Hard real-time: Missing a deadline causes system failure (e.g., airbag deployment, nuclear reactor control, pacemaker)
Soft real-time: Missing a deadline degrades performance but is not catastrophic (e.g., video streaming, online gaming)
Advantage: Guaranteed response times; high reliability
Disadvantage: Complex to develop; limited functionality (focused on specific tasks)

It is important to distinguish between two types of real-time system:

Feature	Real-Time Transaction Processing	Real-Time Control
Purpose	Process individual transactions immediately	Continuously monitor and control physical processes
Example	ATM withdrawals, airline booking, point-of-sale	Airbag deployment, nuclear reactor, temperature control
Input	User-initiated transactions	Sensor data (continuous)
Response	Must complete within a set time or roll back	Must respond instantly to changing conditions
Failure consequence	Transaction fails or is reversed	Physical danger or system failure

Multi-User Operating System

A multi-user OS allows multiple users to access the same computer system simultaneously, each with their own terminal or session.
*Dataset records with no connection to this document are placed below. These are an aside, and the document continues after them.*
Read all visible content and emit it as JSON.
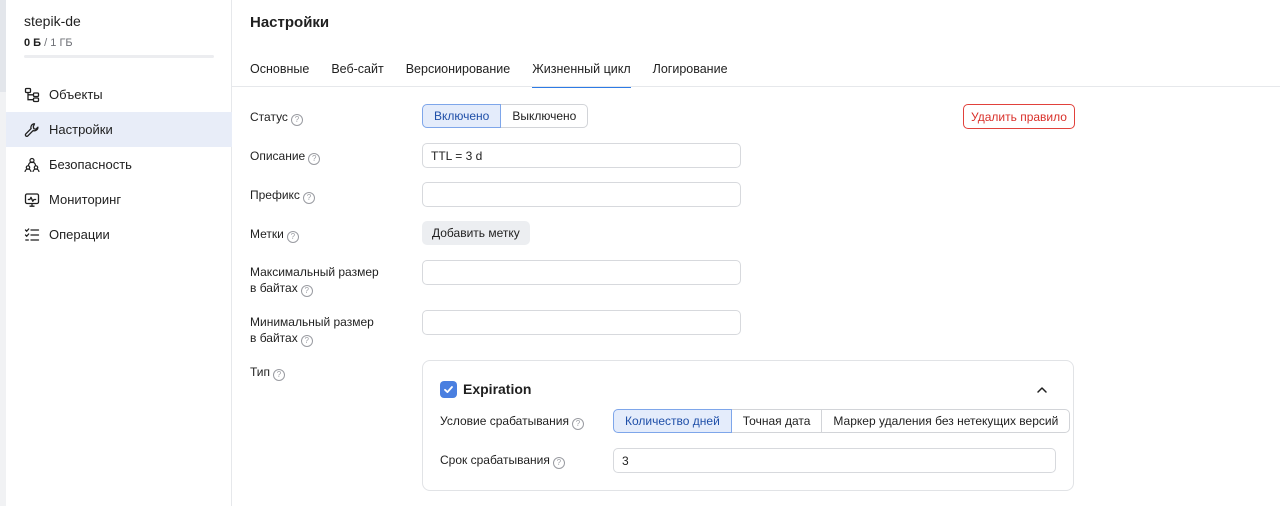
{
  "sidebar": {
    "bucket_name": "stepik-de",
    "usage_used": "0 Б",
    "usage_sep": " / ",
    "usage_total": "1 ГБ",
    "usage_fraction": 0,
    "items": [
      {
        "label": "Объекты",
        "icon": "objects-icon",
        "active": false
      },
      {
        "label": "Настройки",
        "icon": "wrench-icon",
        "active": true
      },
      {
        "label": "Безопасность",
        "icon": "users-icon",
        "active": false
      },
      {
        "label": "Мониторинг",
        "icon": "monitor-icon",
        "active": false
      },
      {
        "label": "Операции",
        "icon": "checklist-icon",
        "active": false
      }
    ]
  },
  "page": {
    "title": "Настройки",
    "tabs": [
      {
        "label": "Основные",
        "active": false
      },
      {
        "label": "Веб-сайт",
        "active": false
      },
      {
        "label": "Версионирование",
        "active": false
      },
      {
        "label": "Жизненный цикл",
        "active": true
      },
      {
        "label": "Логирование",
        "active": false
      }
    ]
  },
  "form": {
    "help_glyph": "?",
    "status": {
      "label": "Статус",
      "options": [
        "Включено",
        "Выключено"
      ],
      "selected": "Включено"
    },
    "delete_label": "Удалить правило",
    "description": {
      "label": "Описание",
      "value": "TTL = 3 d"
    },
    "prefix": {
      "label": "Префикс",
      "value": ""
    },
    "tags": {
      "label": "Метки",
      "button": "Добавить метку"
    },
    "max_size": {
      "label_line1": "Максимальный размер",
      "label_line2": "в байтах",
      "value": ""
    },
    "min_size": {
      "label_line1": "Минимальный размер",
      "label_line2": "в байтах",
      "value": ""
    },
    "type": {
      "label": "Тип",
      "card_title": "Expiration",
      "checked": true,
      "trigger_label": "Условие срабатывания",
      "trigger_options": [
        "Количество дней",
        "Точная дата",
        "Маркер удаления без нетекущих версий"
      ],
      "trigger_selected": "Количество дней",
      "period_label": "Срок срабатывания",
      "period_value": "3"
    }
  },
  "colors": {
    "accent": "#2e7be5",
    "active_bg": "#e4ecfb",
    "danger": "#d9302a",
    "checkbox": "#4a7fe0"
  }
}
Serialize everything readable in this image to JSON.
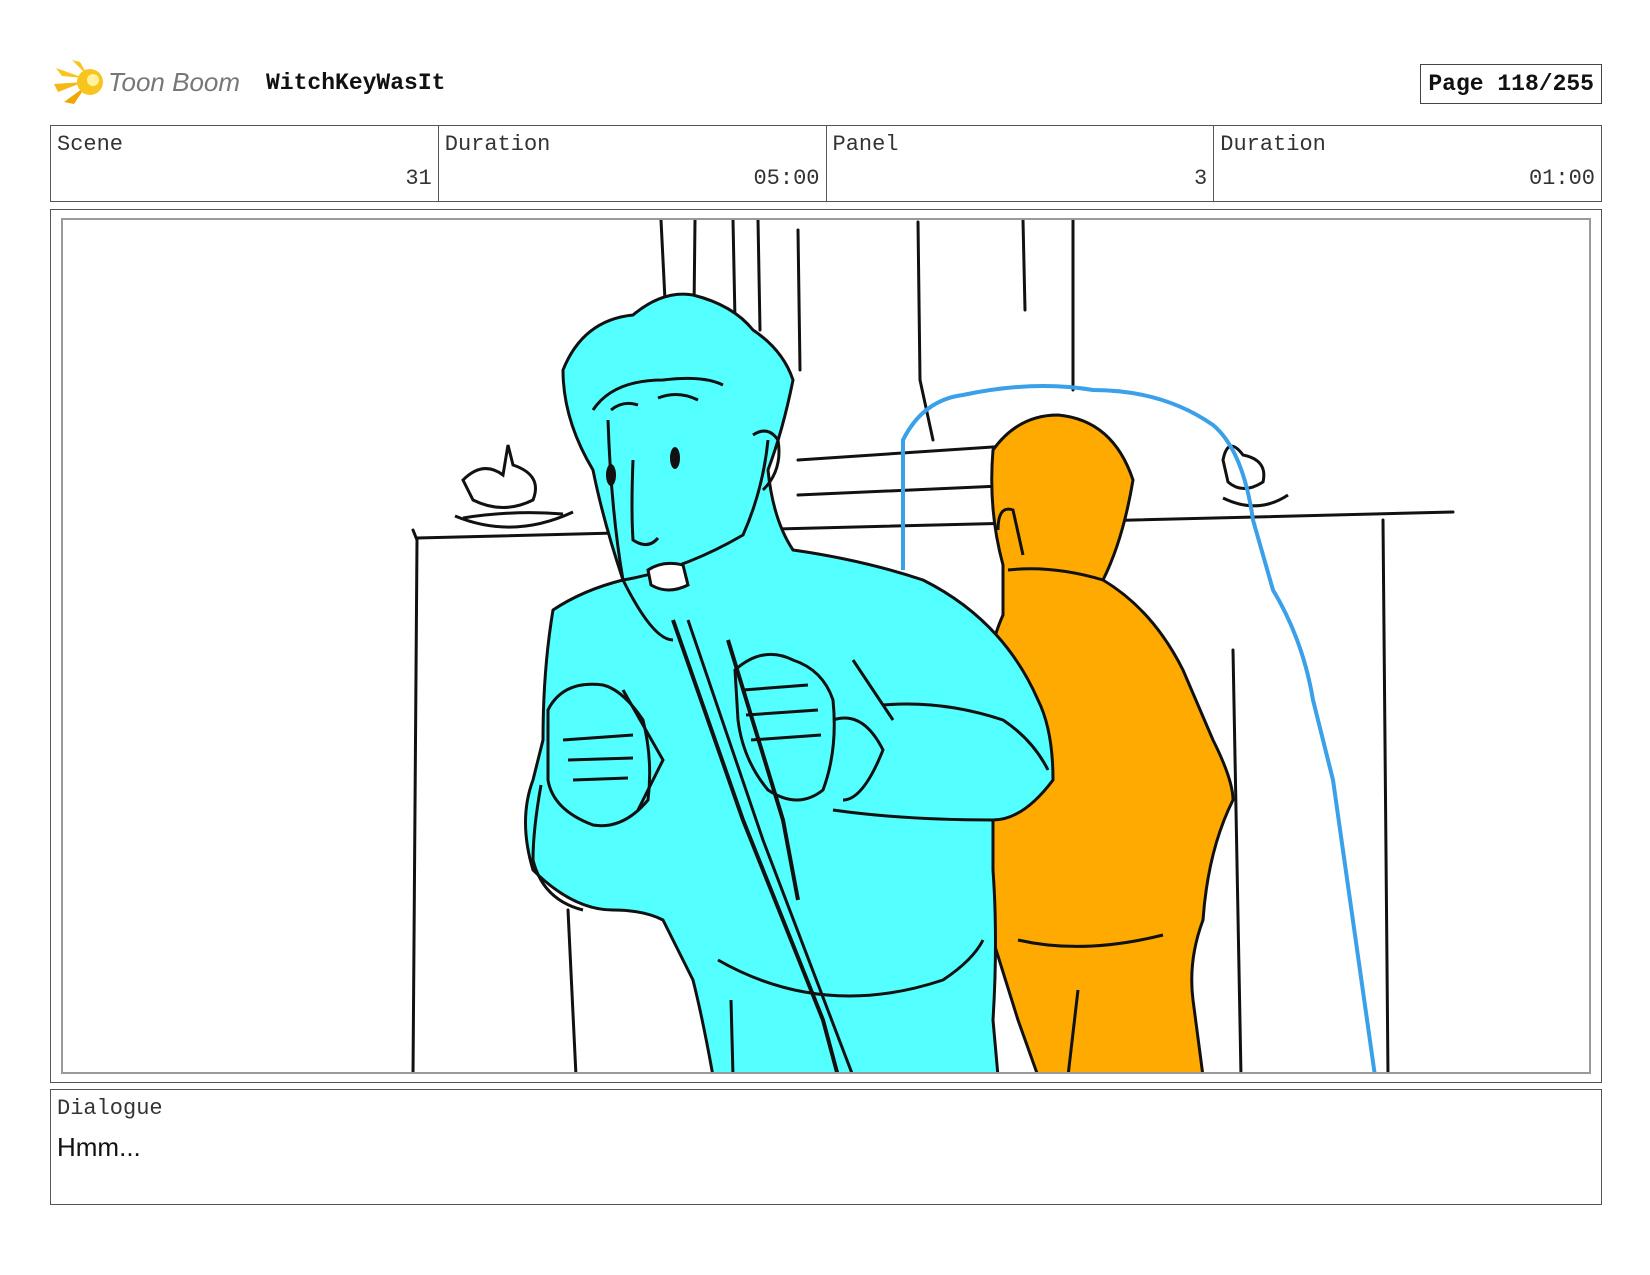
{
  "header": {
    "logo_text": "Toon Boom",
    "project_title": "WitchKeyWasIt",
    "page_label": "Page 118/255"
  },
  "info": {
    "scene_label": "Scene",
    "scene_value": "31",
    "scene_duration_label": "Duration",
    "scene_duration_value": "05:00",
    "panel_label": "Panel",
    "panel_value": "3",
    "panel_duration_label": "Duration",
    "panel_duration_value": "01:00"
  },
  "dialogue": {
    "label": "Dialogue",
    "text": "Hmm..."
  },
  "colors": {
    "boy_fill": "#54ffff",
    "kid_fill": "#ffaa00",
    "ghost_outline": "#3aa0ea",
    "ink": "#111111",
    "logo_yellow": "#f7c51e",
    "logo_text": "#777777"
  }
}
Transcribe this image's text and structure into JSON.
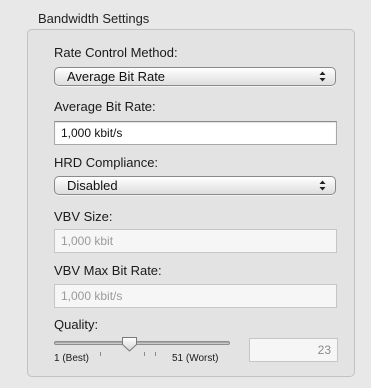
{
  "group": {
    "title": "Bandwidth Settings"
  },
  "rate_control": {
    "label": "Rate Control Method:",
    "selected": "Average Bit Rate"
  },
  "average_bit_rate": {
    "label": "Average Bit Rate:",
    "value": "1,000 kbit/s"
  },
  "hrd_compliance": {
    "label": "HRD Compliance:",
    "selected": "Disabled"
  },
  "vbv_size": {
    "label": "VBV Size:",
    "value": "1,000 kbit"
  },
  "vbv_max_bit_rate": {
    "label": "VBV Max Bit Rate:",
    "value": "1,000 kbit/s"
  },
  "quality": {
    "label": "Quality:",
    "min_label": "1 (Best)",
    "max_label": "51 (Worst)",
    "value": "23",
    "slider_min": 1,
    "slider_max": 51,
    "slider_value": 23
  },
  "icons": {
    "popup_arrows": "up-down-chevron-icon",
    "slider_knob": "slider-knob"
  }
}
The OS manages resource allocation to give each user a fair share.

Example: University server accessed by hundreds of students, mainframe banking systems
Advantage: Efficient sharing of expensive resources; centralised administration
Disadvantage: Requires powerful hardware; complex security management

Multi-Tasking Operating System

A multi-tasking OS allows a single user to run multiple applications at the same time. The OS switches between tasks rapidly (context switching) to give the appearance of simultaneous execution.

Example: Running a web browser, word processor, and music player at the same time on a desktop PC
Advantage: Improved productivity; better use of CPU time
Disadvantage: Uses more memory; context switching adds overhead

Distributed Operating System

A distributed OS manages a collection of independent computers connected by a network, making them appear as a single system to the user. Tasks can be distributed across multiple machines.

Example: Cloud computing platforms, distributed databases, render farms
Advantage: Scalability; fault tolerance (if one machine fails, others continue); resource sharing
Disadvantage: Complex to design and manage; network dependency; security challenges

Embedded Operating System

An embedded OS is built into a dedicated device and performs a specific set of functions. It typically runs on limited hardware with constrained memory and processing power.

Example: Smart TV, washing machine, car engine management, digital camera
Advantage: Optimised for specific hardware; small and efficient; fast boot time
Disadvantage: Limited functionality; difficult to update

Comparison of OS Types

OS Type	Users	Interaction	Key Feature	Example Use
Batch	Multiple (indirect)	None during processing	Jobs grouped and processed together	Payroll, billing
Real-Time	Single/Multiple	Immediate	Guaranteed response time	Airbags, medical devices
Multi-User	Multiple (simultaneous)	Interactive	Shared resources, concurrent access	University servers
Multi-Tasking	Single	Interactive	Multiple applications simultaneously	Desktop PCs
Distributed	Multiple	Varies	Multiple computers act as one	Cloud computing
Embedded	Single (indirect)	Limited/None	Dedicated device, specific task	Washing machine

You may be asked to identify the most suitable type of OS for a given scenario. Focus on the key characteristics: does the system need guaranteed response times (real-time), multiple users (multi-user), no user interaction (batch), or is it a dedicated device (embedded)?

User Interfaces

The user interface is the means by which a user interacts with the computer. The OS provides one or more types of interface.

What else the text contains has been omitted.